The truly great man will not stir to action (especially military action) without a good ‘argument’ or motive in favour of doing so. But if his honour’s been challenged, he will instantly get his armour on and go out and defend it. At least, this is one interpretation of Hamlet’s meaning here. As Ann Thompson and Neil Taylor point out in their notes in the Arden edition, AMAZON, some critics have chosen to analyse its meaning differently, i.e. ‘true greatness consists not in refraining from action when there’s no good reason to act, but in looking hard enough to find a justifiable cause in the smallest detail, when your honour is being questioned’. In other words, it’s better to pick a fight over nothing when your honour’s been challenged, than to sit back and do nothing.
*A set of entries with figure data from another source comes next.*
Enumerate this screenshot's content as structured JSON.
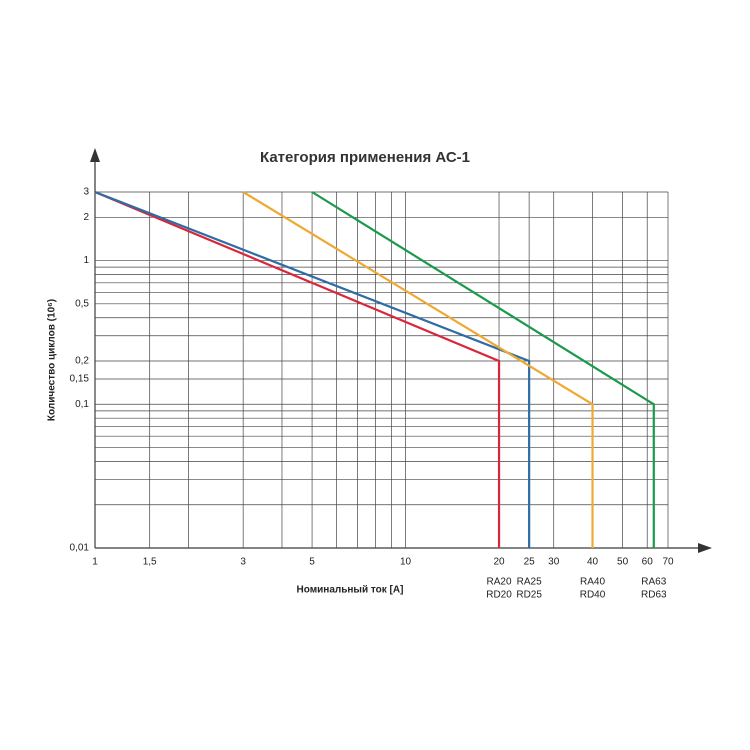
{
  "chart_data": {
    "type": "line",
    "title": "Категория применения АС-1",
    "x_label": "Номинальный ток [A]",
    "y_label": "Количество циклов (10⁶)",
    "xscale": "log",
    "yscale": "log",
    "grid": true,
    "xlim": [
      1,
      70
    ],
    "ylim": [
      0.01,
      3
    ],
    "xticks": [
      1,
      {
        "value": 1.5,
        "label": "1,5"
      },
      3,
      5,
      10,
      20,
      25,
      30,
      40,
      50,
      60,
      70
    ],
    "xminor": [
      2,
      4,
      6,
      7,
      8,
      9
    ],
    "yticks": [
      3,
      2,
      1,
      {
        "value": 0.5,
        "label": "0,5"
      },
      {
        "value": 0.2,
        "label": "0,2"
      },
      {
        "value": 0.15,
        "label": "0,15"
      },
      {
        "value": 0.1,
        "label": "0,1"
      },
      {
        "value": 0.01,
        "label": "0,01"
      }
    ],
    "yminor": [
      0.9,
      0.8,
      0.7,
      0.6,
      0.4,
      0.3,
      0.09,
      0.08,
      0.07,
      0.06,
      0.05,
      0.04,
      0.03,
      0.02
    ],
    "series": [
      {
        "labels": [
          "RA20",
          "RD20"
        ],
        "color": "#d9263a",
        "x": [
          1,
          20,
          20
        ],
        "values": [
          3,
          0.2,
          0.01
        ]
      },
      {
        "labels": [
          "RA25",
          "RD25"
        ],
        "color": "#2e6da4",
        "x": [
          1,
          25,
          25
        ],
        "values": [
          3,
          0.2,
          0.01
        ]
      },
      {
        "labels": [
          "RA40",
          "RD40"
        ],
        "color": "#f0a830",
        "x": [
          3,
          40,
          40
        ],
        "values": [
          3,
          0.1,
          0.01
        ]
      },
      {
        "labels": [
          "RA63",
          "RD63"
        ],
        "color": "#1a9a4a",
        "x": [
          5,
          63,
          63
        ],
        "values": [
          3,
          0.1,
          0.01
        ]
      }
    ]
  }
}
It’s difficult to say which meaning is intended here, although it’s clear that Hamlet admires Fortinbras for being a man of action and courage.
How stand I then,
That have a father kill’d, a mother stain’d,
Excitements of my reason and my blood,
And let all sleep?
‘How can I stand here and let everyone who has wronged me sleep sound in their beds,’ Hamlet asks himself, ‘when my father has been killed, and my mother has been dishonoured?’ However, ‘all sleep’ here is ambiguous: by ‘all’ Hamlet could mean ‘everyone involved’ or ‘everything’, i.e. ‘how can I let everything rest’, or ‘how can I forget about everything’.
while, to my shame, I see
The imminent death of twenty thousand men,
That, for a fantasy and trick of fame,
Go to their graves like beds, fight for a plot
Whereon the numbers cannot try the cause,
Which is not tomb enough and continent
To hide the slain? O, from this time forth,
My thoughts be bloody, or be nothing worth!
To his shame, while Hamlet’s standing there doing nothing, Fortinbras’ army of twenty thousand men are courageously preparing to fight and die on a small plot of land which isn’t big enough for the participants to decide the matter on, and which isn’t big enough to bury all of those soldiers who will die there. From now on, Hamlet rousingly concludes with a rhyming couplet (‘forth’ and ‘worth’ may well have been full rhymes in Shakespeare’s time), his thoughts will be bloody and courageous, or they’re worthless!
Occasion In Literature Meaning Examples
‘How all occasions do inform against me’ shows Hamlet at his most clear-headed and reasonable, and yet there are some internal contradictions in this soliloquy. For one, as Thompson and Taylor point out in their notes in the Arden edition, it’s odd to hear Hamlet speaking of having the ‘strength and means’ to carry out his revenge while he’s aboard a ship for England.
It’s also not clear why Hamlet describes Fortinbras, the mighty Norwegian prince who commands an army, as ‘delicate and tender’. This is a man who, as Hamlet goes on to say, is leading twenty thousand men to their almost certain deaths, as part of his military campaign to conquer other lands. (There’s history between Denmark and Norway; indeed, Fortinbras’ father, Old Fortinbras, was killed by Hamlet’s father, Old Hamlet, in events that took place before the start of the play’s action, but which are described by Horatio in the opening scene of the play.) As elsewhere in the play, Hamlet’s words are not without their internal contradictions.
Occasion In Literature Meaning In The Bible
‘How all occasions do inform against me’ has a clear meaning and message, then: Hamlet looks at Fortinbras’ resolve and decides to rouse himself to action, and to carry out his revenge upon Claudius. But there’s something troubling, even ironic, at this epiphany occurring while Hamlet is miles away from the object of his revenge, his uncle, Claudius, and in his taking inspiration from Fortinbras, whose mission – as Hamlet himself acknowledges – seems ultimately fruitless and doomed to failure.